Or dans le sens habituel du mot, nous "agissons" toujours. Une action est le résultat de la mise en mouvement de mon corps pour faire quelque chose.
Il faudrait donc parler de geste: un geste, c'est à dire la mise en mouvement de mon corps, serait une action ou une passion, selon que je suis la cause adéquate de ce geste, ou que je n'en suis que la cause partielle.
On comprend mieux avec cette distinction la difficulté qu'il y a de parler d'action en commun.
Si plusieurs personnes veulent agir "ensemble", c'est à dire d'une certaine manière se coordonner pour faire quelque chose, il faut alors concevoir que cette action puisse être action véritable ou passion. Il nous manque de fait ce terme de geste, pour définir la mise en mouvement des différents corps.
A plusieurs, pour agir, il faut arriver à être ensemble cause adéquate du geste. Sinon, on pâtit.
Il y a là une difficulté nouvelle: plusieurs modes peuvent ils s'associer pour être ensemble cause adéquate de quelque chose
On peut imaginer que c'est cela le commun.

Composition poétique

Lorsque l’on compose une forme poétique, que ce soit par le chant, par le dessin, l’écriture etc, nous mettons en œuvre un geste. Ce geste est le prolongement d’une technique. Bien sûr, on peut imaginer un geste « aléatoire », un geste dénué de maîtrise technique. Qu’est ce que cela veut dire ? Cela signifie que le geste s’accomplit sans que le corps n'ait appris la maîtrise du geste. La différence entre un calligraphe chinois qui trace un idéogramme et moi-même qui tenterais de dessiner avec un pinceau chinois, c’est que mon corps n’a intégré préalablement aucun des gestes, des sensations liés à la maîtrise du mouvement du pinceau. Et mon esprit, n’a élaboré aucune idée de ces gestes. La notion de résistance de la pointe, la glisse du pinceau, les effets de lenteur et de vitesse, de changement de direction, d’inclinaison…rien de tout cela n’a été en moi ressenti ni pensé, c'est-à-dire ne s’est élaboré, modifié, affiné au fur et à mesure d’une pratique de ces mêmes gestes.

Il y a donc une énorme différence entre ce calligraphe et moi, alors que nous nous tenons, notre pinceau en main, face à la feuille. Cette différence se loge dans la mémoire, dans l’histoire de nos corps.

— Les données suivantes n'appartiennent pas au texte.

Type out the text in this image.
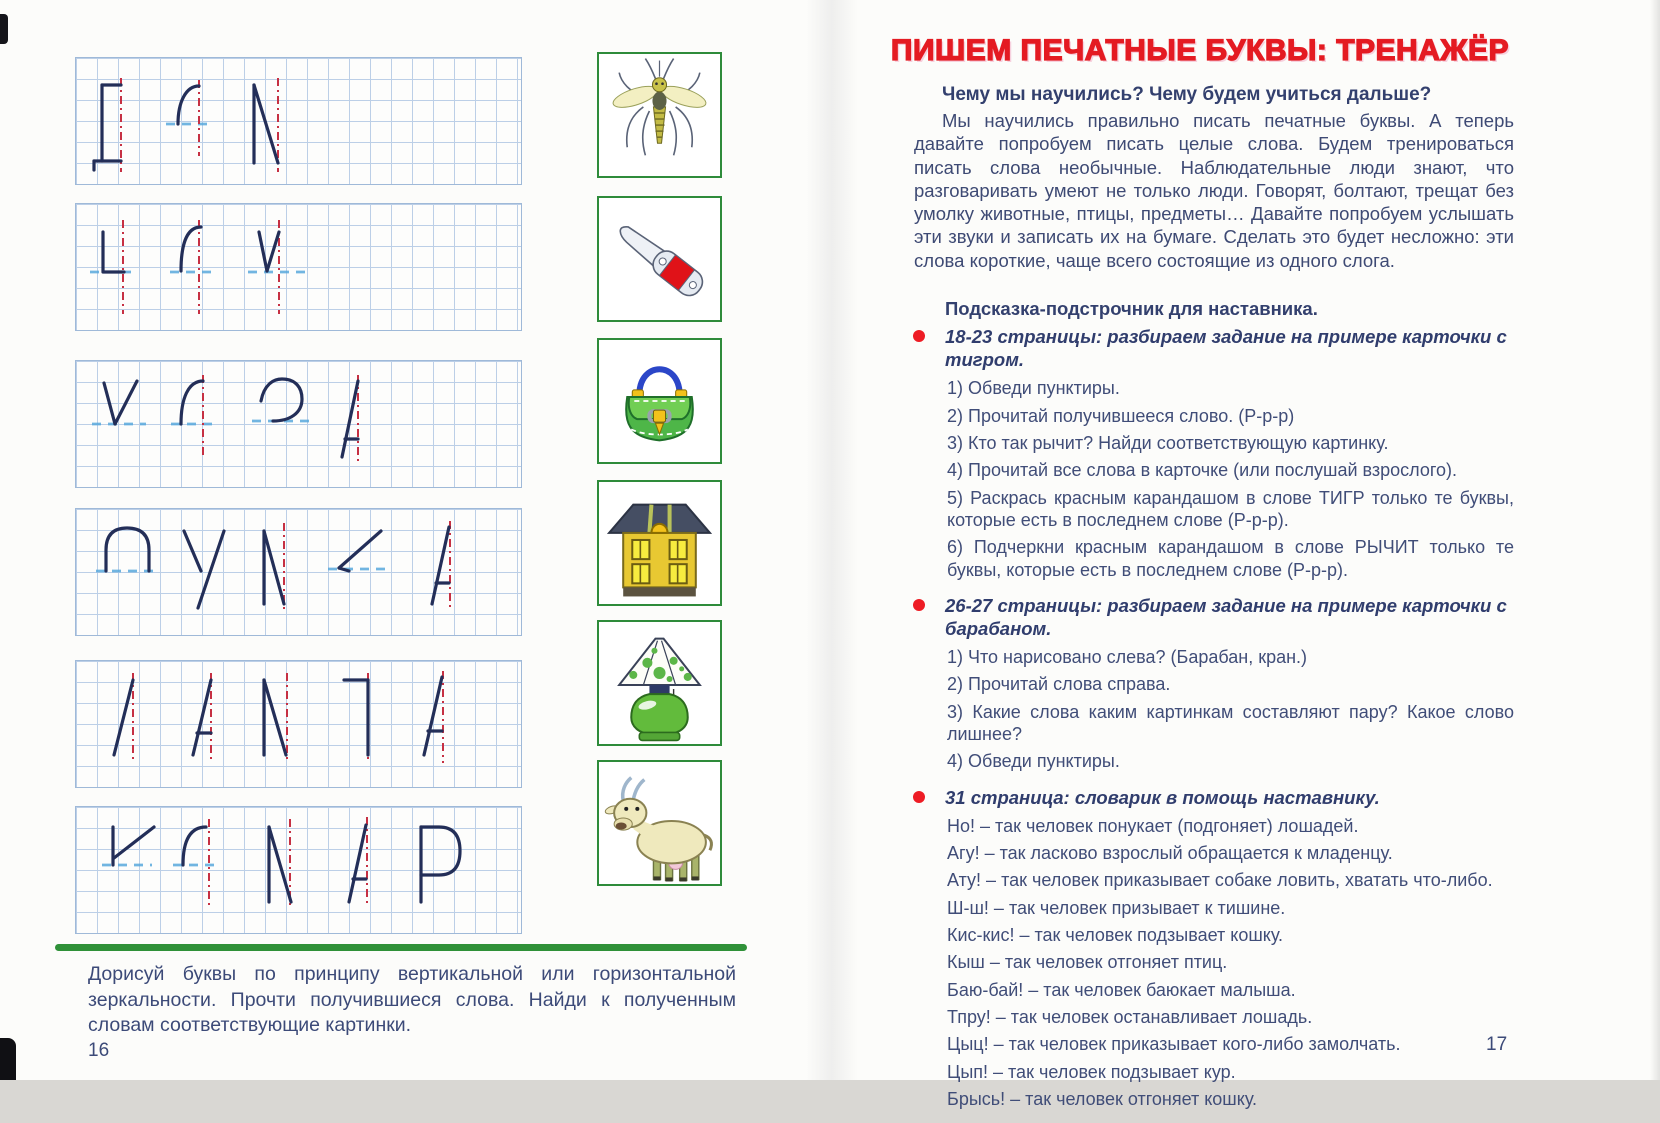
Дорисуй буквы по принципу вертикальной или горизонтальной зеркальности. Прочти получившиеся слова. Найди к полученным словам соответствующие картинки.
16
ПИШЕМ ПЕЧАТНЫЕ БУКВЫ: ТРЕНАЖЁР
Чему мы научились? Чему будем учиться дальше?

Мы научились правильно писать печатные буквы. А теперь давайте попробуем писать целые слова. Будем тренироваться писать слова необычные. Наблюдательные люди знают, что разговаривать умеют не только люди. Говорят, болтают, трещат без умолку животные, птицы, предметы… Давайте попробуем услышать эти звуки и записать их на бумаге. Сделать это будет несложно: эти слова короткие, чаще всего состоящие из одного слога.

Подсказка-подстрочник для наставника.
18-23 страницы: разбираем задание на примере карточки с тигром.
1) Обведи пунктиры.
2) Прочитай получившееся слово. (Р-р-р)
3) Кто так рычит? Найди соответствующую картинку.
4) Прочитай все слова в карточке (или послушай взрослого).
5) Раскрась красным карандашом в слове ТИГР только те буквы, которые есть в последнем слове (Р-р-р).
6) Подчеркни красным карандашом в слове РЫЧИТ только те буквы, которые есть в последнем слове (Р-р-р).
26-27 страницы: разбираем задание на примере карточки с барабаном.
1) Что нарисовано слева? (Барабан, кран.)
2) Прочитай слова справа.
3) Какие слова каким картинкам составляют пару? Какое слово лишнее?
4) Обведи пунктиры.
31 страница: словарик в помощь наставнику.
Но! – так человек понукает (подгоняет) лошадей.
Агу! – так ласково взрослый обращается к младенцу.
Ату! – так человек приказывает собаке ловить, хватать что-либо.
Ш-ш! – так человек призывает к тишине.
Кис-кис! – так человек подзывает кошку.
Кыш – так человек отгоняет птиц.
Баю-бай! – так человек баюкает малыша.
Тпру! – так человек останавливает лошадь.
Цыц! – так человек приказывает кого-либо замолчать.
Цып! – так человек подзывает кур.
Брысь! – так человек отгоняет кошку.
17
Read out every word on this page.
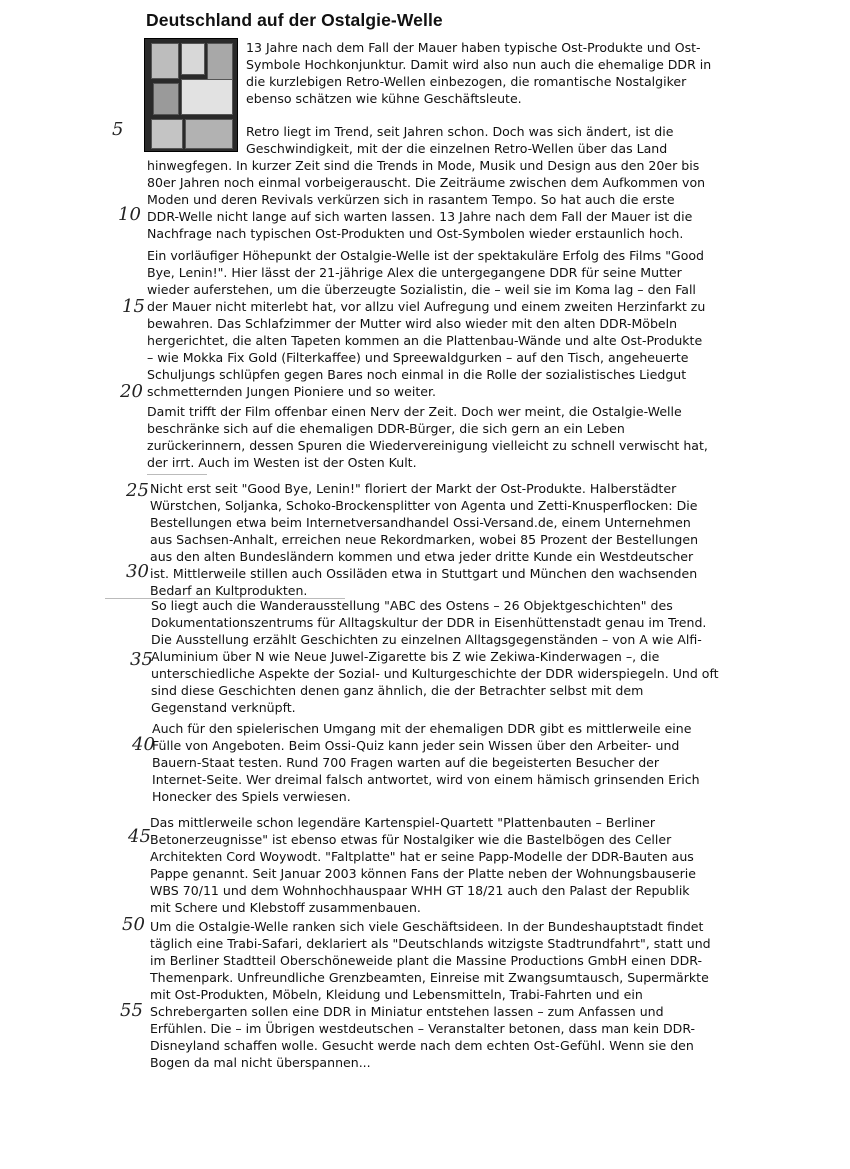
Deutschland auf der Ostalgie-Welle
5
10
15
20
25
30
35
40
45
50
55

13 Jahre nach dem Fall der Mauer haben typische Ost-Produkte und Ost-
Symbole Hochkonjunktur. Damit wird also nun auch die ehemalige DDR in
die kurzlebigen Retro-Wellen einbezogen, die romantische Nostalgiker
ebenso schätzen wie kühne Geschäftsleute.

Retro liegt im Trend, seit Jahren schon. Doch was sich ändert, ist die
Geschwindigkeit, mit der die einzelnen Retro-Wellen über das Land
hinwegfegen. In kurzer Zeit sind die Trends in Mode, Musik und Design aus den 20er bis
80er Jahren noch einmal vorbeigerauscht. Die Zeiträume zwischen dem Aufkommen von
Moden und deren Revivals verkürzen sich in rasantem Tempo. So hat auch die erste
DDR-Welle nicht lange auf sich warten lassen. 13 Jahre nach dem Fall der Mauer ist die
Nachfrage nach typischen Ost-Produkten und Ost-Symbolen wieder erstaunlich hoch.

Ein vorläufiger Höhepunkt der Ostalgie-Welle ist der spektakuläre Erfolg des Films "Good
Bye, Lenin!". Hier lässt der 21-jährige Alex die untergegangene DDR für seine Mutter
wieder auferstehen, um die überzeugte Sozialistin, die – weil sie im Koma lag – den Fall
der Mauer nicht miterlebt hat, vor allzu viel Aufregung und einem zweiten Herzinfarkt zu
bewahren. Das Schlafzimmer der Mutter wird also wieder mit den alten DDR-Möbeln
hergerichtet, die alten Tapeten kommen an die Plattenbau-Wände und alte Ost-Produkte
– wie Mokka Fix Gold (Filterkaffee) und Spreewaldgurken – auf den Tisch, angeheuerte
Schuljungs schlüpfen gegen Bares noch einmal in die Rolle der sozialistisches Liedgut
schmetternden Jungen Pioniere und so weiter.

Damit trifft der Film offenbar einen Nerv der Zeit. Doch wer meint, die Ostalgie-Welle
beschränke sich auf die ehemaligen DDR-Bürger, die sich gern an ein Leben
zurückerinnern, dessen Spuren die Wiedervereinigung vielleicht zu schnell verwischt hat,
der irrt. Auch im Westen ist der Osten Kult.

Nicht erst seit "Good Bye, Lenin!" floriert der Markt der Ost-Produkte. Halberstädter
Würstchen, Soljanka, Schoko-Brockensplitter von Agenta und Zetti-Knusperflocken: Die
Bestellungen etwa beim Internetversandhandel Ossi-Versand.de, einem Unternehmen
aus Sachsen-Anhalt, erreichen neue Rekordmarken, wobei 85 Prozent der Bestellungen
aus den alten Bundesländern kommen und etwa jeder dritte Kunde ein Westdeutscher
ist. Mittlerweile stillen auch Ossiläden etwa in Stuttgart und München den wachsenden
Bedarf an Kultprodukten.

So liegt auch die Wanderausstellung "ABC des Ostens – 26 Objektgeschichten" des
Dokumentationszentrums für Alltagskultur der DDR in Eisenhüttenstadt genau im Trend.
Die Ausstellung erzählt Geschichten zu einzelnen Alltagsgegenständen – von A wie Alfi-
Aluminium über N wie Neue Juwel-Zigarette bis Z wie Zekiwa-Kinderwagen –, die
unterschiedliche Aspekte der Sozial- und Kulturgeschichte der DDR widerspiegeln. Und oft
sind diese Geschichten denen ganz ähnlich, die der Betrachter selbst mit dem
Gegenstand verknüpft.

Auch für den spielerischen Umgang mit der ehemaligen DDR gibt es mittlerweile eine
Fülle von Angeboten. Beim Ossi-Quiz kann jeder sein Wissen über den Arbeiter- und
Bauern-Staat testen. Rund 700 Fragen warten auf die begeisterten Besucher der
Internet-Seite. Wer dreimal falsch antwortet, wird von einem hämisch grinsenden Erich
Honecker des Spiels verwiesen.

Das mittlerweile schon legendäre Kartenspiel-Quartett "Plattenbauten – Berliner
Betonerzeugnisse" ist ebenso etwas für Nostalgiker wie die Bastelbögen des Celler
Architekten Cord Woywodt. "Faltplatte" hat er seine Papp-Modelle der DDR-Bauten aus
Pappe genannt. Seit Januar 2003 können Fans der Platte neben der Wohnungsbauserie
WBS 70/11 und dem Wohnhochhauspaar WHH GT 18/21 auch den Palast der Republik
mit Schere und Klebstoff zusammenbauen.

Um die Ostalgie-Welle ranken sich viele Geschäftsideen. In der Bundeshauptstadt findet
täglich eine Trabi-Safari, deklariert als "Deutschlands witzigste Stadtrundfahrt", statt und
im Berliner Stadtteil Oberschöneweide plant die Massine Productions GmbH einen DDR-
Themenpark. Unfreundliche Grenzbeamten, Einreise mit Zwangsumtausch, Supermärkte
mit Ost-Produkten, Möbeln, Kleidung und Lebensmitteln, Trabi-Fahrten und ein
Schrebergarten sollen eine DDR in Miniatur entstehen lassen – zum Anfassen und
Erfühlen. Die – im Übrigen westdeutschen – Veranstalter betonen, dass man kein DDR-
Disneyland schaffen wolle. Gesucht werde nach dem echten Ost-Gefühl. Wenn sie den
Bogen da mal nicht überspannen...
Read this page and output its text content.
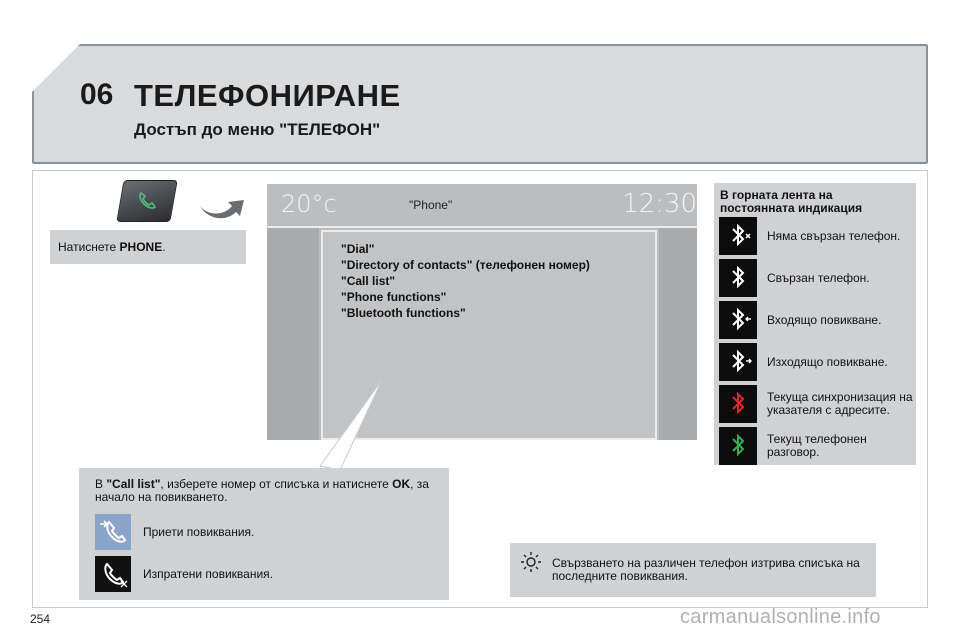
06 ТЕЛЕФОНИРАНЕ
Достъп до меню "ТЕЛЕФОН"
Натиснете PHONE.
20°c	"Phone"	12:30
"Dial"
"Directory of contacts" (телефонен номер)
"Call list"
"Phone functions"
"Bluetooth functions"
В горната лента на постоянната индикация
Няма свързан телефон.
Свързан телефон.
Входящо повикване.
Изходящо повикване.
Текуща синхронизация на указателя с адресите.
Текущ телефонен разговор.
В "Call list", изберете номер от списъка и натиснете OK, за начало на повикването.
Приети повиквания.
Изпратени повиквания.
Свързването на различен телефон изтрива списъка на последните повиквания.
254	carmanualsonline.info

Cette différence est un état de fait. Elle ne signifie rien du point de vue esthétique. Elle ne préjuge pas de ce qu’il va se passer.

Elle dit simplement que, du point de vue du geste, la capacité du calligraphe à exécuter des compositions de mouvements complexes est plus élevée. Sa puissance d’agir est plus importante que la mienne.

Mais il se peut aussi que, par ailleurs, son esprit soit « conditionné » par des idées. Ou plutôt, qu’un certain nombre d’idées limitent les gestes possibles, en les restreignant à ceux d’une tradition, d’une école, d’une pratique technique donnée.

En apprenant l’art de la calligraphie, le calligraphe a appris à respecter le travail des anciens, il a intégré des principes d’harmonie, d’équilibre, de dynamique. Il admire sûrement certaines oeuvres qui pour lui atteignent la perfection. Il a donc formé son jugement sur la calligraphie, et ce jugement comporte une part d’exclusion : il ne lui viendrait pas à l’idée de peindre avec son pinceau entre les dents, ou d’utiliser du dentifrice plutôt que de l’encre. A la fois en ce qui concerne la technique et son mode de mise en œuvre, et l’objet de son travail (l’oeuvre), il s’est donc enfermé dans un cadre normatif.

Il faut bien comprendre ce que signifie cette limite : cela veut dire qu’il n’a jamais expérimenté, par le geste, des attitudes, des techniques, des pratiques qui sont possibles, mais dont il a décidé qu’elles étaient « erronées ». Il est vraisemblable qu’il n’a pas « décidé » seul de s’interdire ces chemins, mais qu’il a intégré là jugement des ses professeurs, de ses maîtres. Ou encore plus précisément : lorsque parfois son geste s’est aventuré dans une zone d’imperfection au sens de la technique, il a émis un jugement négatif sur ce geste et a ramené sa pratique dans le champ de ce qu’il connaissait comme adéquat (nb il serait intéressant ici de s’attacher à comprendre ce qui arrive lorsque le geste est « faux », ou plutôt insatisfaisant, mauvais…il faudrait essayer d’analyser cela en terme de composition de rapports et de d’affections…par exemple, imaginons l’accident, la goute d’encre qui tombe de manière incontrôlée et vient gâcher un travail précis…qu’est ce que nous dit cette goutte d’encre ? Est-elle une maladresse, une erreur, une faute ? En soi, elle n’est qu’un rapport que compose l’encre avec le papier, rapport qui vient modifier un ensemble de rapports qui sont ceux que chacun des traits de pinceau a déjà noué avec le papier, ainsi que des rapports de rapports qui sont les rapports que chaque trait entretien avec les autres etc. Donc la goutte d’encre est un rapport qui modifie une composition de rapports.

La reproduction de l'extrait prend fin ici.